Publié le 23 Avril 2025 par Lurdo dans Cinéma, Comédie, Histoire, UK, Review, Aventure, Critiques éclair

## Au programme : des films et des séries, pour un minimum de quatre critiques par semaine... ##

Seize Them! (2024) :

Dagan (Aimee Lou Wood), jeune reine arrogante, immature et pourrie-gâtée est détrônée au terme d'une rébellion menée par Humble Joan (Nicola Coughlan), en possession de l'arme ultime : la poudre à canon. Trahie par Leofwine (Jessica Hynes), sa conseillère, mais aidée dans sa fuite par Shulmay (Lolly Adefope), une servante, Dagan croise le chemin de Bobik (Nick Frost), un benet ramasseur de déjections, et ensemble, ils tentent de rejoindre la côte, où des rois nordiques attendent la jeune reine...

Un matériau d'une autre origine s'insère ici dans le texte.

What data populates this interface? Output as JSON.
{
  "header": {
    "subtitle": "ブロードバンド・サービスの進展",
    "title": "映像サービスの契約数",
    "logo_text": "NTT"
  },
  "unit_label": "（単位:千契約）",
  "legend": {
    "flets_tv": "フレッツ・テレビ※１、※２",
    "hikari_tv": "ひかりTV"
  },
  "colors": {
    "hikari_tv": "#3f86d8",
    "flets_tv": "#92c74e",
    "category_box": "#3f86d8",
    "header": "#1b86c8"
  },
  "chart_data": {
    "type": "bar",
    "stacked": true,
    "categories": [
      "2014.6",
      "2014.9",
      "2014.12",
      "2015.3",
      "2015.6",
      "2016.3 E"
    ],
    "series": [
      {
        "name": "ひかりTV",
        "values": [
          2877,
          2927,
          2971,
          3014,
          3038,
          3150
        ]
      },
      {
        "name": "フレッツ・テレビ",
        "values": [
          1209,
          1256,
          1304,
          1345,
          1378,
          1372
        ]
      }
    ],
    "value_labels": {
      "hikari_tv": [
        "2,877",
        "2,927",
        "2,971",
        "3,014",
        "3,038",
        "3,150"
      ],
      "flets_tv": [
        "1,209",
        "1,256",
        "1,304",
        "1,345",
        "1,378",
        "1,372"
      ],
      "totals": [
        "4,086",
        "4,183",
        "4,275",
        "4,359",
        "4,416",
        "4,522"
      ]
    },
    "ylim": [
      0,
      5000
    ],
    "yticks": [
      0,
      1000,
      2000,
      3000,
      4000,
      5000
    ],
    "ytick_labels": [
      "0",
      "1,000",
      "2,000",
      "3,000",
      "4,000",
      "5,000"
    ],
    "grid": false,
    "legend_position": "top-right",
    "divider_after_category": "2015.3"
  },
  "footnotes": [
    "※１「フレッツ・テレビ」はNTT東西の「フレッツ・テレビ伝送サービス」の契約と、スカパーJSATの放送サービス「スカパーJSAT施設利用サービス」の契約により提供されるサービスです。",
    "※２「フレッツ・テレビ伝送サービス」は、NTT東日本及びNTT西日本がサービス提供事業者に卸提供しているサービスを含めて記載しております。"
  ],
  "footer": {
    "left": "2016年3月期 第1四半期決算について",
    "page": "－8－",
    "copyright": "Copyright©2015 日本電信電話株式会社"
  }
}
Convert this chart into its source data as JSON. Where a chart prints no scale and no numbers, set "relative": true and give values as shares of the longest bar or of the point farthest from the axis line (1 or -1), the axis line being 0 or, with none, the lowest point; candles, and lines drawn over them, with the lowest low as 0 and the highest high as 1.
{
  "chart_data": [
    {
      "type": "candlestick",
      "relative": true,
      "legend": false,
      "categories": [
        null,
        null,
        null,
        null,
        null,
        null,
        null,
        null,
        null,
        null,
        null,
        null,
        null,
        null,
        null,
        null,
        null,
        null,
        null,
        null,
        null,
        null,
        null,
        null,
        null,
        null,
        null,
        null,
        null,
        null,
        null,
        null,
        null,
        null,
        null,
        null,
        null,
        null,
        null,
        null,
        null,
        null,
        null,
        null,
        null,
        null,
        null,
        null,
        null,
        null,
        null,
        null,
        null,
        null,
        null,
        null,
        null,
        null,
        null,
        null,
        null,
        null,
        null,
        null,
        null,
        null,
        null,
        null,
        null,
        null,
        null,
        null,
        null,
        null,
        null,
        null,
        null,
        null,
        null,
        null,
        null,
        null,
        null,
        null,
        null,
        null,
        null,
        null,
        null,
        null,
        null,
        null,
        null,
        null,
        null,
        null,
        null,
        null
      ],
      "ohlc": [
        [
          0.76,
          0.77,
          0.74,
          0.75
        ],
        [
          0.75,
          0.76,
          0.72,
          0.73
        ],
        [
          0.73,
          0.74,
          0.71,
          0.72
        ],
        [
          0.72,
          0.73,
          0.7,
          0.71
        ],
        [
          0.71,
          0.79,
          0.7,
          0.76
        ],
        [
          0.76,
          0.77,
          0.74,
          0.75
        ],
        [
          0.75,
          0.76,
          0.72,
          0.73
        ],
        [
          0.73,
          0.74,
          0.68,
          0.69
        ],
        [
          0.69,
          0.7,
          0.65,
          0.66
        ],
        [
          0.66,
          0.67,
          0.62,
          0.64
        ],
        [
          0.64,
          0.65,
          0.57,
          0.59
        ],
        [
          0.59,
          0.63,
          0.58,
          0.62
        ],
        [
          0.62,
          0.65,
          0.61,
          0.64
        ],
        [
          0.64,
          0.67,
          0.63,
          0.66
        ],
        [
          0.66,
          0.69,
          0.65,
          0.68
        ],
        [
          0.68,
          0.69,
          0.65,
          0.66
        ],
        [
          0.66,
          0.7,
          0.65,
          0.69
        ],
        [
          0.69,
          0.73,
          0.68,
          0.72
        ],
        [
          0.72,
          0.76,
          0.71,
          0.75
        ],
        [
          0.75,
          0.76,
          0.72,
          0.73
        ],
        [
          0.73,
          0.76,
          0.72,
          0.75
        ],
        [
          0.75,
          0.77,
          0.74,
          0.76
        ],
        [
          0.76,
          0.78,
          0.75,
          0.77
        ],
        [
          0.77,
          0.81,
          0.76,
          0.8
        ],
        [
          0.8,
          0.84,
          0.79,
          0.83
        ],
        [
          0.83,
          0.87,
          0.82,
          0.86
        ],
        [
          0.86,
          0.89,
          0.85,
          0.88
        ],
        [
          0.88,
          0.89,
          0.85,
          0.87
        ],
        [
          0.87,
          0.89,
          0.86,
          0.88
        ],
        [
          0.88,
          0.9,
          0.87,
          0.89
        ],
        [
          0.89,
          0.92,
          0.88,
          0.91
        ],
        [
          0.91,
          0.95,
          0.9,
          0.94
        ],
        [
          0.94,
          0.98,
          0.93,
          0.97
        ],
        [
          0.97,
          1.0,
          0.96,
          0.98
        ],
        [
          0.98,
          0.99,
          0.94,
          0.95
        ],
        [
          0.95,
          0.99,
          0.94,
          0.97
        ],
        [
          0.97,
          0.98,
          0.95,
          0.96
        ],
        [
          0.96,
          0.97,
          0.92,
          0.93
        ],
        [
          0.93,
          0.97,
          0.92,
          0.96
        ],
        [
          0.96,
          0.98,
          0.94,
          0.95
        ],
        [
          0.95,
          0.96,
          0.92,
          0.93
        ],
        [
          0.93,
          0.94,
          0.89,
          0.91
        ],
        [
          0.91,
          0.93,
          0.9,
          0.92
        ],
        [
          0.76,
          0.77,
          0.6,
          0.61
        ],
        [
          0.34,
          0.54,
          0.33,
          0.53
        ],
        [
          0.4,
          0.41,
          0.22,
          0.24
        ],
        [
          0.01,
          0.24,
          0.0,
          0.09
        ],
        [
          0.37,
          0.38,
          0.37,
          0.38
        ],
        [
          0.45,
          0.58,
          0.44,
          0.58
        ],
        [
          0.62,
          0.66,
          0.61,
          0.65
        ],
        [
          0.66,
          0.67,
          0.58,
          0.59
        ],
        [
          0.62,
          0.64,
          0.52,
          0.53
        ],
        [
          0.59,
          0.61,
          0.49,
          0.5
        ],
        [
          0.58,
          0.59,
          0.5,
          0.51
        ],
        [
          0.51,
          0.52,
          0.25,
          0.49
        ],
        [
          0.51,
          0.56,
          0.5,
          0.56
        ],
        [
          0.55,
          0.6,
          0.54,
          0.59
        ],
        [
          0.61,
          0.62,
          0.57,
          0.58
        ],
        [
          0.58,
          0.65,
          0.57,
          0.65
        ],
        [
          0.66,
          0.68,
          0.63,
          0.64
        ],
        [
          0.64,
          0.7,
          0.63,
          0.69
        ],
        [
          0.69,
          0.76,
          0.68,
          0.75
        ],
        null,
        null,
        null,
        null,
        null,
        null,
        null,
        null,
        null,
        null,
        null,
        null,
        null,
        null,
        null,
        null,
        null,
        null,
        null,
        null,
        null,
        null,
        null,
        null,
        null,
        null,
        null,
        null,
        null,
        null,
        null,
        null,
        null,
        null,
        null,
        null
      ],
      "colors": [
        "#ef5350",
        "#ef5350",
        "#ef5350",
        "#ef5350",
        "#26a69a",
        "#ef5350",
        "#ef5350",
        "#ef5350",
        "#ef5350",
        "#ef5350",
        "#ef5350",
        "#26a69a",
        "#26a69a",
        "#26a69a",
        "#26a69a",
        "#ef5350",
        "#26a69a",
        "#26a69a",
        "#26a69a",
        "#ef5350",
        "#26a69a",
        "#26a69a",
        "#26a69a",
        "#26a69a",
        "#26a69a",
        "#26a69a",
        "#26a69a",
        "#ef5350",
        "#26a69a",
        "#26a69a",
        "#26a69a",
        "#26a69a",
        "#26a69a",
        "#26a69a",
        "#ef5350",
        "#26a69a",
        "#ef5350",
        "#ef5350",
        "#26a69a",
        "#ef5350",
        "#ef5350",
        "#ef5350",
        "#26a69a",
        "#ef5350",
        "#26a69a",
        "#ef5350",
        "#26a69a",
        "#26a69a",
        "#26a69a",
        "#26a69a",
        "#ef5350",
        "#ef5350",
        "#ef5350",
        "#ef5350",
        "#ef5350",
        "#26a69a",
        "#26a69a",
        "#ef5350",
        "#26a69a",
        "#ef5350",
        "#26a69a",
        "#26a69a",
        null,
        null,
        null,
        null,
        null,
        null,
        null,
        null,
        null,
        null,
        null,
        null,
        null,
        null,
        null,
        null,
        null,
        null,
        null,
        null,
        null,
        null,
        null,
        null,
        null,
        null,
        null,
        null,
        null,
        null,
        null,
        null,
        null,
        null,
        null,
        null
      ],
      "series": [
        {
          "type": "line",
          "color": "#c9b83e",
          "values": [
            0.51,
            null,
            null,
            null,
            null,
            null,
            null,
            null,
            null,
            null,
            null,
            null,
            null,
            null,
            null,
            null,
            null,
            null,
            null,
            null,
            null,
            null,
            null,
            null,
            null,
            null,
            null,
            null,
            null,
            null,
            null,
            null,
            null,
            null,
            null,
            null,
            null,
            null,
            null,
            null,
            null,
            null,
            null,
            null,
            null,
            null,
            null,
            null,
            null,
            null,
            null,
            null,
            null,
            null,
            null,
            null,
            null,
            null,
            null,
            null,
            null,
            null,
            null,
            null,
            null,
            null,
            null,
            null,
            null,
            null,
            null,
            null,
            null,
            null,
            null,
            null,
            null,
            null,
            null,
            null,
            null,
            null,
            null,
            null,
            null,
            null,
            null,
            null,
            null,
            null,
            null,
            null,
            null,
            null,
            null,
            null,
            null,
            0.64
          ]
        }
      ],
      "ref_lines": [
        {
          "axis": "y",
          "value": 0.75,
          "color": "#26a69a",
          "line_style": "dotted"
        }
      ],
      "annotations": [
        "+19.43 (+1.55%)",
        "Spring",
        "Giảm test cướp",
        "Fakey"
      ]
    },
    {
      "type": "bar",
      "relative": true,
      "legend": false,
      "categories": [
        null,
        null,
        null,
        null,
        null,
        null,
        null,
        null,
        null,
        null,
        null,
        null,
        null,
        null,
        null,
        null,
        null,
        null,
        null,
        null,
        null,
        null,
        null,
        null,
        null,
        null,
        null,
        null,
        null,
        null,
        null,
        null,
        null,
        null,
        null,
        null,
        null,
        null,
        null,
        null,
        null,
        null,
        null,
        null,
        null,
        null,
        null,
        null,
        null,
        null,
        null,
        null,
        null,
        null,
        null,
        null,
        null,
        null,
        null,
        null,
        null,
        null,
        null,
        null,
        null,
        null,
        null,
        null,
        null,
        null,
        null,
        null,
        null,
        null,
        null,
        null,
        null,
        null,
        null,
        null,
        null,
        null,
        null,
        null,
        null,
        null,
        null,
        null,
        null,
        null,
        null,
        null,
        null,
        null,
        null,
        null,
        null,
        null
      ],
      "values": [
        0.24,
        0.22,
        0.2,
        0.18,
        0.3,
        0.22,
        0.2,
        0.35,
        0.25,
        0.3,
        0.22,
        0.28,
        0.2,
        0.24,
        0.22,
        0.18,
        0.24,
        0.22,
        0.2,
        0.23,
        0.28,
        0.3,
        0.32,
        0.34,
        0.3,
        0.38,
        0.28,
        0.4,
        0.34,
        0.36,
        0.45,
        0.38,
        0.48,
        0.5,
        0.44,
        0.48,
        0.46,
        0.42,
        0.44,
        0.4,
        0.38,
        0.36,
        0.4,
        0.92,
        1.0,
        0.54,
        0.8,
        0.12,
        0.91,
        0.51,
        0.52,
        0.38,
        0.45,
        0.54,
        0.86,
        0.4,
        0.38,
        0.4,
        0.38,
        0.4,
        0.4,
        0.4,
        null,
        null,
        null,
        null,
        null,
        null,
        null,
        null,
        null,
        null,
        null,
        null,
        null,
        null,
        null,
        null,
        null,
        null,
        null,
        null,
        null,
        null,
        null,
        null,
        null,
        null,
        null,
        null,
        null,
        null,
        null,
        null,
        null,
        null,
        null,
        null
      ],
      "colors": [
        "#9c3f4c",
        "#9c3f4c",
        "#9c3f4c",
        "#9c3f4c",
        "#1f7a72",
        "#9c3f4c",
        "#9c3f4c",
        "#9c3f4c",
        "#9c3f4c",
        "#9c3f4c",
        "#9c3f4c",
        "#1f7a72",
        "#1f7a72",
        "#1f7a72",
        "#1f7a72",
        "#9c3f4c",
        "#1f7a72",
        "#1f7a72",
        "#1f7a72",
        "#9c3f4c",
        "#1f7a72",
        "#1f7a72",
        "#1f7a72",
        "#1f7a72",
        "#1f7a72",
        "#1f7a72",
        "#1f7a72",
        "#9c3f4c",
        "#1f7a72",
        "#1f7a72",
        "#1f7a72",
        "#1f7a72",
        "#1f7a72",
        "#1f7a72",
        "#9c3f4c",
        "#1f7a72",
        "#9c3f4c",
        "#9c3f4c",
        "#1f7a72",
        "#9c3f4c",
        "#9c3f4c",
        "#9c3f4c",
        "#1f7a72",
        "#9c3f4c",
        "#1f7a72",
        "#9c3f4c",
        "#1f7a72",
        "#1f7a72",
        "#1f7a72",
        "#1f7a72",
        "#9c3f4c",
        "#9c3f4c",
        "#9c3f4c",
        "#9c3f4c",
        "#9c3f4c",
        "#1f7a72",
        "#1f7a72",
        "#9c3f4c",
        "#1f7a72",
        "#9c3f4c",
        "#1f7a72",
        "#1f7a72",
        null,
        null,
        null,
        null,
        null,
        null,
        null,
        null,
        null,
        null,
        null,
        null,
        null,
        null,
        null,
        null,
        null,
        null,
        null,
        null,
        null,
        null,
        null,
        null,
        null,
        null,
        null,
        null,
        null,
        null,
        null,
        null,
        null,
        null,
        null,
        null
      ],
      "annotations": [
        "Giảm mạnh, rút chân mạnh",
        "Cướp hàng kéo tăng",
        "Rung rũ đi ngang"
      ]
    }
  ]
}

Une comédie médiévale anglaise (réalisée par un néo-zélandais ayant principalement fait ses armes sur le petit écran et écrite par un scénariste de télévision) qui laisse une impression mitigée, malgré la réunion à l'écran de Hynes et Frost, et malgré une distribution efficace, qui semble bien s'amuser.

Le problème, en fait, c'est que tout est très étriqué, très télévisuel, ça fait vraiment trop téléfilm, avec notamment un rythme et un ton fluctuants : ce n'est jamais particulièrement drôle quand ça veut l'être, pas assez sincère et sérieux quand ça joue sur la fibre émotionnelle, pas assez nerveux, trop téléphoné, bref, le tout ne fonctionne que très ponctuellement, et déçoit globalement sur la durée, à force de se plier en quatre pour que Dagan la tête-à-claques connaisse une évolution et une métamorphose au cours du récit.

Cela dit, j'ai trouvé les deux rois nordiques amusants.